Zhang – in his doctoral research supervised by Rajesh Chandy of London Business School and Om Narasimhan of London School of Economics – believes he’s found the answer.
Previous researchers looked at individuals’ lack of information, finances or skills for clues. Zhang identified two key issues that have been overlooked in this puzzle after analysing three years’ worth of data from an NGO working in Bihar, India. People can’t innovate when they have no “slack time” – that’s time in the day that isn’t spent working, doing household chores, eating or sleeping. Secondly, poor people in developing countries have little slack time because they lack decent infrastructure.
“The impact of even simple and cheap technological advances can be large and far-reaching in the lives of emerging market populations,” Zhang points out. “But the lack of infrastructure sucks up a lot of people’s time. If, after a monsoon, your road washes away, a simple errand to the store becomes a whole day’s mission. If there’s no irrigation and you have to spend hours each day fetching water for basic farming, that doesn’t leave much time to think about how to do your work better.” Good infrastructure, conversely, increases slack time.

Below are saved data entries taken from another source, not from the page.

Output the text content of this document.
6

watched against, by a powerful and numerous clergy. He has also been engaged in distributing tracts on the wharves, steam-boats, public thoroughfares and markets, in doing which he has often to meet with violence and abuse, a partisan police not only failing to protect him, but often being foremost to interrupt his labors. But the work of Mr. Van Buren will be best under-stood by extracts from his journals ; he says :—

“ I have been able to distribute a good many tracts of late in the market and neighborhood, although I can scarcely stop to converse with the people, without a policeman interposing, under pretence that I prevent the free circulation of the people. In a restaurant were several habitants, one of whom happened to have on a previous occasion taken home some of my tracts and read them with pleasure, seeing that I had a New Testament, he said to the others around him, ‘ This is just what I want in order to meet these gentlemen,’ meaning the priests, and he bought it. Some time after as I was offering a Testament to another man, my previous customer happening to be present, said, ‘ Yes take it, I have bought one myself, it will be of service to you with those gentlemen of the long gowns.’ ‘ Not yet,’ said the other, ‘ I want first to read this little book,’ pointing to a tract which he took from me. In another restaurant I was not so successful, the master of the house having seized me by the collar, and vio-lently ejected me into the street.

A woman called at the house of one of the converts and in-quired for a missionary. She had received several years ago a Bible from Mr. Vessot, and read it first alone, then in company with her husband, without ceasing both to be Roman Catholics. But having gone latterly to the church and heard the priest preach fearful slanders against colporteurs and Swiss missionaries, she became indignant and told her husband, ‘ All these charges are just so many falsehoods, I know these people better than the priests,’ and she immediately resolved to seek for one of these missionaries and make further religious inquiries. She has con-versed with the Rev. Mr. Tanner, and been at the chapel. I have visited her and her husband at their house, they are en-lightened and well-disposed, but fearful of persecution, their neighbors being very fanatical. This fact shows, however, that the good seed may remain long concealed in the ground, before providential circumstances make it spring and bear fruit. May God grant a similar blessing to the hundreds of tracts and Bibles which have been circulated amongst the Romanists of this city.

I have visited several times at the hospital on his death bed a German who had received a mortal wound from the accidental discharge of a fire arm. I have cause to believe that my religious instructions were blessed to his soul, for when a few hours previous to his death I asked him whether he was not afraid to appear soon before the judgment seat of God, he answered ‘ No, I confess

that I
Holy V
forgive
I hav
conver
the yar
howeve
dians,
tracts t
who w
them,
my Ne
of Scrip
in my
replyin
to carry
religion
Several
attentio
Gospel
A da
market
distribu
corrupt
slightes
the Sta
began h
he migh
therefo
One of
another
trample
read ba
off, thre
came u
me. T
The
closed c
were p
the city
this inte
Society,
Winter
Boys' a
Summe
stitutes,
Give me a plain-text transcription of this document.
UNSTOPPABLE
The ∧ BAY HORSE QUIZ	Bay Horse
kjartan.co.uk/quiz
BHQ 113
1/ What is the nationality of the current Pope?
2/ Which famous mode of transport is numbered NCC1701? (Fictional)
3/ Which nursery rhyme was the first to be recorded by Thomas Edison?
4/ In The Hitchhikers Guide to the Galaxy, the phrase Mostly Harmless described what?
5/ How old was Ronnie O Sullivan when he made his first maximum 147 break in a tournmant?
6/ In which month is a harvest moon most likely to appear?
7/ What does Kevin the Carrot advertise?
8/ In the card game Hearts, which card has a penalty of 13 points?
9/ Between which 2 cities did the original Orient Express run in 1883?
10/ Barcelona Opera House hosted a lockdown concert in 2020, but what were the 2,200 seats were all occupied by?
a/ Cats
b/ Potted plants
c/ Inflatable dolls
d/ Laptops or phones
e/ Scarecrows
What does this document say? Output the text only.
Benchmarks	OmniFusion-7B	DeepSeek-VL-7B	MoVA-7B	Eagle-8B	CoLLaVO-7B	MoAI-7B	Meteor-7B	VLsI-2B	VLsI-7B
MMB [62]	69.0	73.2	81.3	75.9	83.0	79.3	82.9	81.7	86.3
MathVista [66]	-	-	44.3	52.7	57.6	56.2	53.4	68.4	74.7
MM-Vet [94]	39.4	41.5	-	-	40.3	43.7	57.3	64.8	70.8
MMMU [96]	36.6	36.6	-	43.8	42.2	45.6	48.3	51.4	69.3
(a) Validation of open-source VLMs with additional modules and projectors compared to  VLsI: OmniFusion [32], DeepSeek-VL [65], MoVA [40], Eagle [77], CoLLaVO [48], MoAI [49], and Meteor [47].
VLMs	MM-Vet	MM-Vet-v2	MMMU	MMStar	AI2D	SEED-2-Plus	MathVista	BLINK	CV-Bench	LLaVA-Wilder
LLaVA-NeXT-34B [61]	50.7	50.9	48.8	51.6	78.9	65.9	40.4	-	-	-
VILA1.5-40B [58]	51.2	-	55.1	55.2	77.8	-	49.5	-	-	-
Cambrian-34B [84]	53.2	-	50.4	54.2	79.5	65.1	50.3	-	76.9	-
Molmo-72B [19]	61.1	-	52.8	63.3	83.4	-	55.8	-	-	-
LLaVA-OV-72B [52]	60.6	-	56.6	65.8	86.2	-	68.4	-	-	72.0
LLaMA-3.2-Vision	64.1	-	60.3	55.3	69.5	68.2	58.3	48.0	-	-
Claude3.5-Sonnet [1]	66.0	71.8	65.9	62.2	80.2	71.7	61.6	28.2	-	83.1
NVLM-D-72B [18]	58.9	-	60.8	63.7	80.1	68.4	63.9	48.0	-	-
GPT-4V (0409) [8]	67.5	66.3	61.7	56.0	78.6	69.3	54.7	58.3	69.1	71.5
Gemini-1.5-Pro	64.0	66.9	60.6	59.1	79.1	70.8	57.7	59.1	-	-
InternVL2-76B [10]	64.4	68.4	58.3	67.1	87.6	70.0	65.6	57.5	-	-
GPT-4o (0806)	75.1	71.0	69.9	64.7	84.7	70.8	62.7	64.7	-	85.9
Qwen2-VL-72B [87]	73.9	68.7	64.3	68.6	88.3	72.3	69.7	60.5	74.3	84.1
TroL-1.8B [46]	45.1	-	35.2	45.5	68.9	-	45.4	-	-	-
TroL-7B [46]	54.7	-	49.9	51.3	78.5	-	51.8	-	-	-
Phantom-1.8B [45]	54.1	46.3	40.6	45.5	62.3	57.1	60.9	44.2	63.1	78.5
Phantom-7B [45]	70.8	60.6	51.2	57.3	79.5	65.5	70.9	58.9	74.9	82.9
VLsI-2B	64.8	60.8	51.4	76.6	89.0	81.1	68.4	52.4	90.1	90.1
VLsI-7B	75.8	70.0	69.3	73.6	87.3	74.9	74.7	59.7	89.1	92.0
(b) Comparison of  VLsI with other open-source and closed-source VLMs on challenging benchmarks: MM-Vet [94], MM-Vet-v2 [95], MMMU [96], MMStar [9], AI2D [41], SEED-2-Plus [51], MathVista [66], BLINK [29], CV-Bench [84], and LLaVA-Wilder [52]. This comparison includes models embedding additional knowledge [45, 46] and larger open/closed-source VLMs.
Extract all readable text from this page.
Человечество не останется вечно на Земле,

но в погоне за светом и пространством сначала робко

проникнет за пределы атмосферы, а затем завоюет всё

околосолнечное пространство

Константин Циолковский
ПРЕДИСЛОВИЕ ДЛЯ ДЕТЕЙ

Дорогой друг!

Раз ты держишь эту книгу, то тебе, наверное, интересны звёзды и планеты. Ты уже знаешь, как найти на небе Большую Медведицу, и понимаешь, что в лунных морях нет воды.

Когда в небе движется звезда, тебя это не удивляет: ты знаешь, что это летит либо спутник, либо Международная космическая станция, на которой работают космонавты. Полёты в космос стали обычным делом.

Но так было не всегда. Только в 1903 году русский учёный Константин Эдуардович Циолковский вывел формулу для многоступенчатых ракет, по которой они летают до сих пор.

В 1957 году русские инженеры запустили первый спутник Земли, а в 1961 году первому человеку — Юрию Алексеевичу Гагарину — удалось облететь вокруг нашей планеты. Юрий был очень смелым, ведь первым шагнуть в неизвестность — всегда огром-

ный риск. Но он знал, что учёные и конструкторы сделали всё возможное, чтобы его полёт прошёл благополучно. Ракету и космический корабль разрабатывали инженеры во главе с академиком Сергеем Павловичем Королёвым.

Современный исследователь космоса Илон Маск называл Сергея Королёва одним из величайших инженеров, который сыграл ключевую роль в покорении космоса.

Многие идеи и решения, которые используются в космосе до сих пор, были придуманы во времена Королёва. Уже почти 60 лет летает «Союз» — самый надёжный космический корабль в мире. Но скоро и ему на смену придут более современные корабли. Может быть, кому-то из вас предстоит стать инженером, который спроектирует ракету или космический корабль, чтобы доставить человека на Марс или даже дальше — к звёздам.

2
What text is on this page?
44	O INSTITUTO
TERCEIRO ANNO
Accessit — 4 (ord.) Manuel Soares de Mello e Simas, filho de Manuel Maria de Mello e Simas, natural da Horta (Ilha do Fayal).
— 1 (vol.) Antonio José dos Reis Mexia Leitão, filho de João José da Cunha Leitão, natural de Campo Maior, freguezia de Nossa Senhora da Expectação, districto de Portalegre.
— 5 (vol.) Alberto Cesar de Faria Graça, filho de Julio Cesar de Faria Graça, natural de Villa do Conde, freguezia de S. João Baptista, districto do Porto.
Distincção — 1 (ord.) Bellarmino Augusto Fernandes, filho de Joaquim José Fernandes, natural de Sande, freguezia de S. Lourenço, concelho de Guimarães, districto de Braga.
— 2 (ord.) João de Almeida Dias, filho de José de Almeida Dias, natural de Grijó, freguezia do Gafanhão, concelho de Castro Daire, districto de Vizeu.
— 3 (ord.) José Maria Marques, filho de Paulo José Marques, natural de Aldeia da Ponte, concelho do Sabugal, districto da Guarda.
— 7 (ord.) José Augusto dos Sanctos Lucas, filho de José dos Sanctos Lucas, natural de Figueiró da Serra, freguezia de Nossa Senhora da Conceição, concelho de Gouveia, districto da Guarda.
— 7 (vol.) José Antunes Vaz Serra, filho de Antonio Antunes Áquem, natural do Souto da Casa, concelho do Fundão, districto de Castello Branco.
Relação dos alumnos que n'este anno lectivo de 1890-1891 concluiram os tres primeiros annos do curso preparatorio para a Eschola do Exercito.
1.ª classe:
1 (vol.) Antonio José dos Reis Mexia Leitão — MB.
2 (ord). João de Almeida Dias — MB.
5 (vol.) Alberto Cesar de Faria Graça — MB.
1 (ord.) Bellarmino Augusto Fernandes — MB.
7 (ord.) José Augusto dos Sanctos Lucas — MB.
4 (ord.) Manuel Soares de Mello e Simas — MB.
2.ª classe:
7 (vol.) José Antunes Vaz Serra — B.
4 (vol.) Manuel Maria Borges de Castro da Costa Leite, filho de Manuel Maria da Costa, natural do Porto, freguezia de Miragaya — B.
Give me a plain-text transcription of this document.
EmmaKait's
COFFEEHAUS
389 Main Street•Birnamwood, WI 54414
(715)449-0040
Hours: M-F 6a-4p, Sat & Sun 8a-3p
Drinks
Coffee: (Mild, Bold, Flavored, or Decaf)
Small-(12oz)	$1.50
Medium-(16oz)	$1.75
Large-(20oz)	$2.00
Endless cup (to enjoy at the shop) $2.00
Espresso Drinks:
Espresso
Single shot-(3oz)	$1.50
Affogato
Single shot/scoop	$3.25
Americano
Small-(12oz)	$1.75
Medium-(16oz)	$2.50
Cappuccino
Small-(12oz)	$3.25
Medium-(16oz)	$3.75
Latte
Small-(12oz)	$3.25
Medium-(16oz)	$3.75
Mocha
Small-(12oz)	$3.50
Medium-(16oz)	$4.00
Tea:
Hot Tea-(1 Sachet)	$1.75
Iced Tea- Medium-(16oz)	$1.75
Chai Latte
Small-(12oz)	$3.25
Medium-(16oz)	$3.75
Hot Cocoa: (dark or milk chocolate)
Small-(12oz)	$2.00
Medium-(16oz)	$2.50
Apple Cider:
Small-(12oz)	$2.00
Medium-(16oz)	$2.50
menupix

Zhang, who now lectures on innovation and entrepreneurship at the School of Business and Management at Queen Mary University of London, carried out the research with support from the Deloitte Institute for Innovation and Entrepreneurship. He analysed data provided by the NGO Digital Green, which is promoting various scientifically validated innovations meant to increase farming productivity at minimal or zero cost. He also collected data from more than 1,000 poor farmers on what they did every hour of the day. He noticed first, that whereas a typical American has four or five hours of slack time a day, the Indian men and women in the study had just one or two hours.
Zhang then examined the rate of adoption of more than 100 innovations being promoted by the NGO and found a relationship between more slack time and higher innovation adoption. On average, each extra hour of slack time in the day resulted in about a 7% increase in the innovation adoption rate. People who have a lot of slack time are able to think about how to improve their welfare. Getting good infrastructure is a good way of helping people free up their time. In addition, living under poverty brings extra stresses; the water might poison you, you have debts you can’t pay back – so there’s already not much spare mental energy. The lack of slack time can be even more impactful on the poor. ”
The implications go beyond the developing world, says Zhang. “Marketers have always had a hard time identifying early innovation adopters. A lot of people assume it’s young, well-educated urban people who are the most innovative but that doesn’t always come out statistically. Slack time might be a factor to look at. The busy executive is still using the old BlackBerry because he doesn’t have time to figure out how the new iPhone works. It's the pensioners, the students, the semi-employed who are often the ones using the latest app, because they may have the slack time necessary to figure out the features and benefits of innovations.”
As well as all of this, Zhang says, there’s an important lesson for how we perceive people living in poverty and their apparent inability or unwillingness to change their ways to improve their lives.
“People sometimes imagine that poor people are less innovative due to some personal or societal flaws. Maybe they have a stubborn attitude or a culture that’s resistant to change, for example. This study suggests it’s worth looking at the physical circumstances in which these people are living. If you took someone from a developed country and put them in a rural environment in a developing country, it’s likely their level of innovation would fall pretty quickly.”